According to reports, the Tucker Unit, a prison which captured news headlines just last year when prisoners took over the facility and held guards hostage, has a daily maximum demand of more than 890,000 gallons, but the system’s daily capacity is only 590,000 gallons of water a day.

Water quality experts stated the discoloration was likely due to high levels of iron and manganese, according to reports they reviewed from the State Health Department.

Following a public records request by the Arkansas Democrat-Gazette, the Health Department released inspection reports confirming concerns about levels of iron in the raw well water at the East Arkansas Unit, and iron and manganese at the Tucker Unit.
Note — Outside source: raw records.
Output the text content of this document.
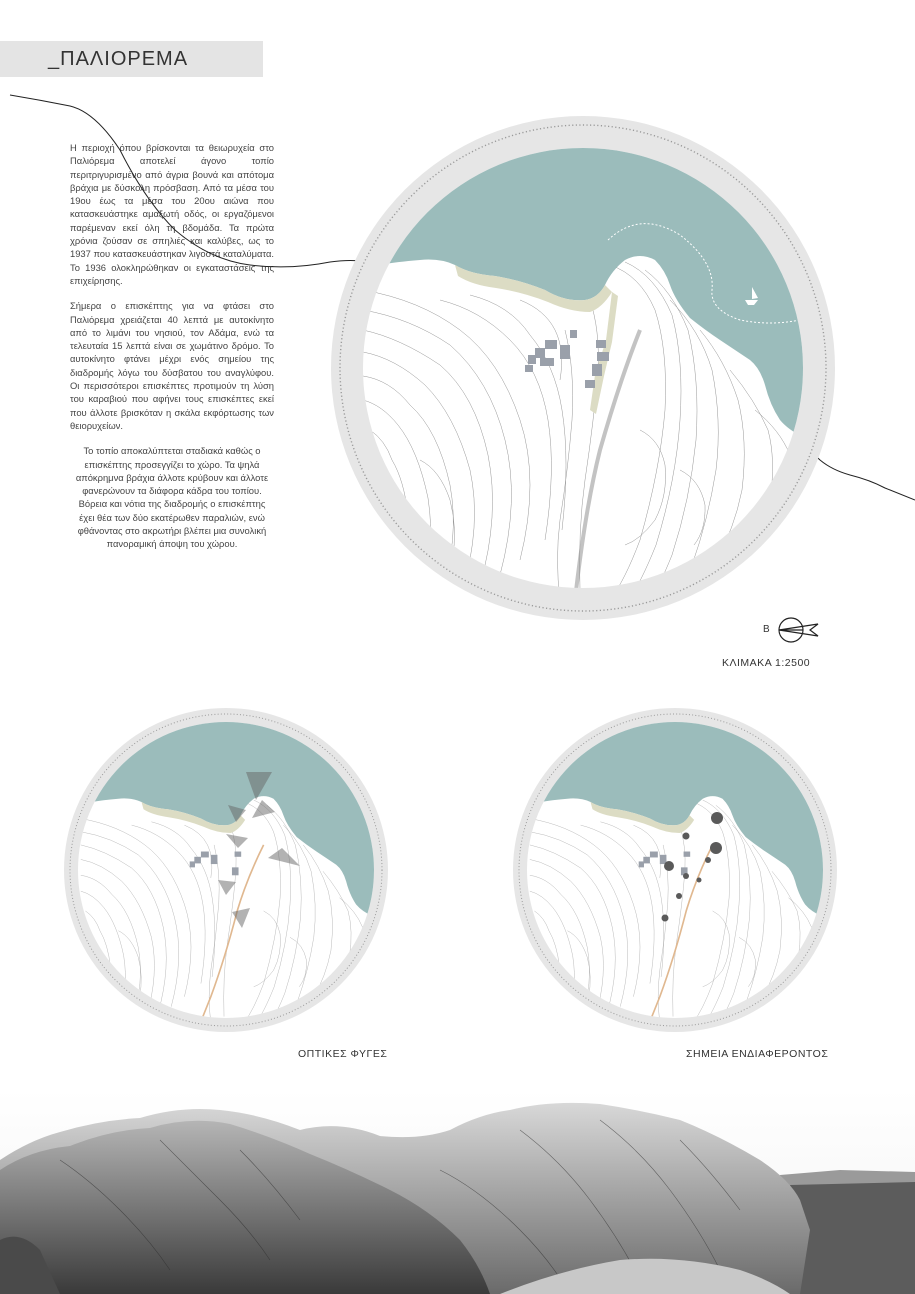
_ΠΑΛΙΟΡΕΜΑ

Η περιοχή όπου βρίσκονται τα θειωρυχεία στο Παλιόρεμα αποτελεί άγονο τοπίο περιτριγυρισμένο από άγρια βουνά και απότομα βράχια με δύσκολη πρόσβαση. Από τα μέσα του 19ου έως τα μέσα του 20ου αιώνα που κατασκευάστηκε αμαξωτή οδός, οι εργαζόμενοι παρέμεναν εκεί όλη τη βδομάδα. Τα πρώτα χρόνια ζούσαν σε σπηλιές και καλύβες, ως το 1937 που κατασκευάστηκαν λιγοστά καταλύματα. Το 1936 ολοκληρώθηκαν οι εγκαταστάσεις της επιχείρησης.

Σήμερα ο επισκέπτης για να φτάσει στο Παλιόρεμα χρειάζεται 40 λεπτά με αυτοκίνητο από το λιμάνι του νησιού, τον Αδάμα, ενώ τα τελευταία 15 λεπτά είναι σε χωμάτινο δρόμο. Το αυτοκίνητο φτάνει μέχρι ενός σημείου της διαδρομής λόγω του δύσβατου του αναγλύφου. Οι περισσότεροι επισκέπτες προτιμούν τη λύση του καραβιού που αφήνει τους επισκέπτες εκεί που άλλοτε βρισκόταν η σκάλα εκφόρτωσης των θειορυχείων.

Το τοπίο αποκαλύπτεται σταδιακά καθώς ο επισκέπτης προσεγγίζει το χώρο. Τα ψηλά απόκρημνα βράχια άλλοτε κρύβουν και άλλοτε φανερώνουν τα διάφορα κάδρα του τοπίου. Βόρεια και νότια της διαδρομής ο επισκέπτης έχει θέα των δύο εκατέρωθεν παραλιών, ενώ φθάνοντας στο ακρωτήρι βλέπει μια συνολική πανοραμική άποψη του χώρου.

Β
ΚΛΙΜΑΚΑ 1:2500
ΟΠΤΙΚΕΣ ΦΥΓΕΣ	ΣΗΜΕΙΑ ΕΝΔΙΑΦΕΡΟΝΤΟΣ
The state’s Health Department report reviewed samples taken in May and June of this year, finding iron levels at the Tucker water treatment plant as high as 2.25 milligrams per liter, which is well over the federally established maximum limit of 0.3 milligram per liter. Measurements of manganese ranged from 0.015 to 0.04 milligram per liter, above the 0.01 milligram federal limit.

The limits for iron and manganese set by the U.S. Environmental Protection Agency are part of “secondary maximum contaminant levels,” which are not enforceable by the federal agency. The EPA says on its website that violations of its secondary standards may cause people to stop drinking the water due to smell or taste, though the water may still be safe to drink.

Along with the high level of iron and manganese at the Tucker Unit water system, inspectors noted “sand in the raw well water.”

However, one researcher who analyzed the Arkansas Health Department’s inspections raised concerns that the reports were not an accurate assessment of the water quality problems facing prisoners because of how few samples came from prisoners’ actual taps, where old and corroded pipes may contain significantly higher levels of contamination.

Though not appearing to be a major facility of concern, the North Central Unit, located near Calico Rock, Arkansas, was the only location where samples were identified as coming from the actual buildings holding prisoners.